Black Lives Matter.
When the community calls out so loudly to bring attention to an issue, as our community has in recent days, that call deserves an answer.
My name is Kyle Murphy, and I’m the owner and founder of Broadway Olympia Productions. I am a white man. As such, I do not feel it’s appropriate for me to speak on behalf of the black community regarding the current civil rights issue being brought to the public eye. I do feel that it’s my responsibility to condemn the systemic racism in our country that lead to the killing of George Floyd at the hands of a white police officer. George Floyd, and countless thousands of others over the years.
I also feel like this is the perfect time to talk openly about how systemic racism manifests in community theater. This is something that I do feel I can speak to, in the sense that I can relay the message that has been communicated to me repeatedly by black actors that I’ve worked with and listened to.
I wade carefully into this subject because I’m relatively new to this side of theater, and because I’m sharing what I’ve learned and observed from others, rather than my first hand experience. But I feel the stories are worth telling, and this is the time to do so. Because I have the platform, and others don’t, I feel compelled to share what I’ve heard.
Because I opened this company with a background business, but not specifically related to theater, I’ve spent a good deal of time over the last 3 years listening to what others had to say about their experiences… what they liked, what they wanted to see change, and why they think and feel some of the negative experiences are happening. I reached out not only to the local theater community, but the broader Western Washington community as well. Among the various topics I came across, one recurring theme from actors of color, but specifically black actors/directors, was a lack of opportunity as a direct result of their appearance. Additionally, many of the people I spoke to felt that theater leadership across the country, both at the community and professional level, did not understand why this was problematic, or what was causing it.
This is not a new issue, and has been talked about for quite some time. However, for decades, the narrative was around the limited number of roles being written for non-white performers. The resulting reaction of many theaters across the country was to adopt a “color-blind-casting” policy. While this sounds good in theory, the implementation often involved some of the few roles that had been written for actors of color being given to white actors. Believe it or not, relatively large scale productions are still being mounted across the country that have no white characters, and all white actors. Never mind that this prolonged the normalization of white people presenting themselves as an accurate depiction of a race and culture that they knew nothing about. It ignored 3 issues:
The overall lack of opportunity available for actors of color, specifically in leading/featured roles
The overt lack of cultural representation that most non-white communities feel on both stage and screen
The core, systemic reasons that these opportunities don’t exist in the first place
What I have been told by those who have graciously taken time to share their stories with me, is that even in 2020, black actors are frequently told that they weren’t cast because “audiences won’t accept it,” or “It wouldn’t fit the story.” So much so that many of the people I spoke to said they felt their community had drifted away from theater as an artistic outlet because they neither felt represented in what they saw, nor felt like the opportunities were available to them.

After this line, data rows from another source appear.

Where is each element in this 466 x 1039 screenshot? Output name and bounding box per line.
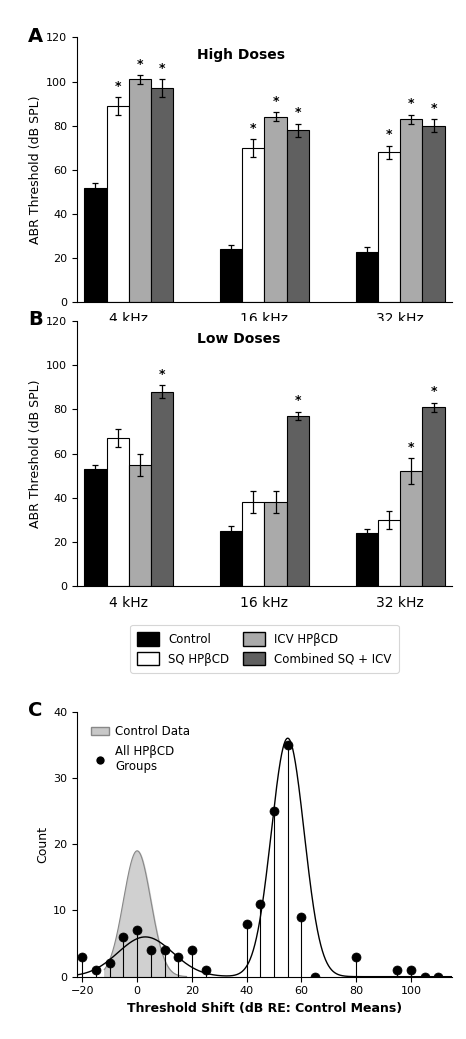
Text: *: * bbox=[250, 122, 257, 134]
Text: *: * bbox=[408, 441, 415, 453]
Text: Low Doses: Low Doses bbox=[197, 331, 281, 346]
Text: *: * bbox=[408, 98, 415, 110]
Text: B: B bbox=[28, 311, 43, 329]
Bar bbox=[107, 106, 129, 302]
Bar bbox=[107, 438, 129, 586]
Bar bbox=[422, 407, 445, 586]
Bar bbox=[129, 464, 151, 586]
Bar bbox=[265, 502, 287, 586]
Bar bbox=[356, 251, 378, 302]
X-axis label: Threshold Shift (dB RE: Control Means): Threshold Shift (dB RE: Control Means) bbox=[127, 1002, 402, 1015]
Legend: Control Data, All HPβCD
Groups: Control Data, All HPβCD Groups bbox=[87, 720, 195, 778]
Text: *: * bbox=[386, 128, 392, 141]
Bar bbox=[151, 392, 173, 586]
Bar bbox=[287, 130, 309, 302]
Y-axis label: ABR Threshold (dB SPL): ABR Threshold (dB SPL) bbox=[29, 96, 42, 244]
Bar bbox=[220, 249, 242, 302]
Legend: Control, SQ HPβCD, ICV HPβCD, Combined SQ + ICV: Control, SQ HPβCD, ICV HPβCD, Combined S… bbox=[130, 625, 398, 672]
Text: *: * bbox=[295, 106, 301, 119]
Bar bbox=[242, 148, 265, 302]
Bar bbox=[151, 88, 173, 302]
Text: *: * bbox=[159, 62, 165, 75]
Bar bbox=[242, 502, 265, 586]
Text: High Doses: High Doses bbox=[197, 48, 285, 62]
Text: *: * bbox=[295, 394, 301, 407]
Bar bbox=[129, 79, 151, 302]
Bar bbox=[422, 126, 445, 302]
Y-axis label: Count: Count bbox=[36, 826, 49, 862]
Bar bbox=[378, 152, 400, 302]
Text: A: A bbox=[28, 27, 43, 46]
Y-axis label: ABR Threshold (dB SPL): ABR Threshold (dB SPL) bbox=[29, 379, 42, 528]
Bar bbox=[400, 471, 422, 586]
Bar bbox=[84, 187, 107, 302]
Text: *: * bbox=[114, 80, 121, 92]
Bar bbox=[356, 533, 378, 586]
Bar bbox=[84, 469, 107, 586]
Bar bbox=[265, 116, 287, 302]
Text: C: C bbox=[28, 701, 42, 720]
Bar bbox=[378, 520, 400, 586]
Bar bbox=[220, 531, 242, 586]
Text: *: * bbox=[272, 95, 279, 108]
Text: *: * bbox=[137, 57, 143, 71]
Text: *: * bbox=[430, 102, 437, 114]
Bar bbox=[287, 416, 309, 586]
Bar bbox=[400, 119, 422, 302]
Text: *: * bbox=[430, 385, 437, 398]
Text: *: * bbox=[159, 368, 165, 380]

These casting decisions, across the country, frequently come from white directors. White directors are frequently hired by white leadership… boards of directors, Artistic Directors, and owners (like me).
Most roles that are presumed to have been written for white performers don’t actually specify that the performer is white, except in cases where the story specifically centers around race. Yet it’s generally accepted that an audience who can suspend disbelief enough to buy into the concept that people erupt into song and dance randomly throughout their day, somehow can’t wrap their heads around a black Curly in Oklahoma, or a black Elle Woods (which, incidentally, was recently done in Seattle to rave reviews).
We are fortunate that here in the PNW, we have more progressive minds than most leading our theaters, and in recent years we’ve started to see some change in attitudes, but I would be remiss if I didn’t echo the message I heard repeatedly… as a family of theaters, and as individual companies, WE aren’t doing good enough. We aren’t trying hard enough. The results aren’t there, and the proof is in the participation.
The purpose of writing these words is to draw attention to the stories I’ve been told by many people over the last 3 years, in hopes that it sparks more open conversation, and a serious look in the mirror by all of us who hope to go back to creating theater soon.
As companies, what can we be doing better, or doing more frequently?
Diversify our board of directors
Hire non-white artistic directors
Select content that was written by non-white playwrights
Market to different segments of the community than their traditional audience
At BOP we have taken many steps to address these issues within our organization, but we have failed to execute at what I consider to be an acceptable level, and that responsibility lies with me. With the help of recent additions to our board of leadership, we are in the process of crafting a comprehensive strategy to address this issue. Unfortunately, COVID-19 halted all operations, including the discussions around this topic. As such, I will not take up space with empty promises, other than to say that our commitments, when they come, will come in writing, and for everyone to see, and for us to be held accountable to.
Thank you for your time and consideration, be safe, be healthy, and please, take this time to reflect.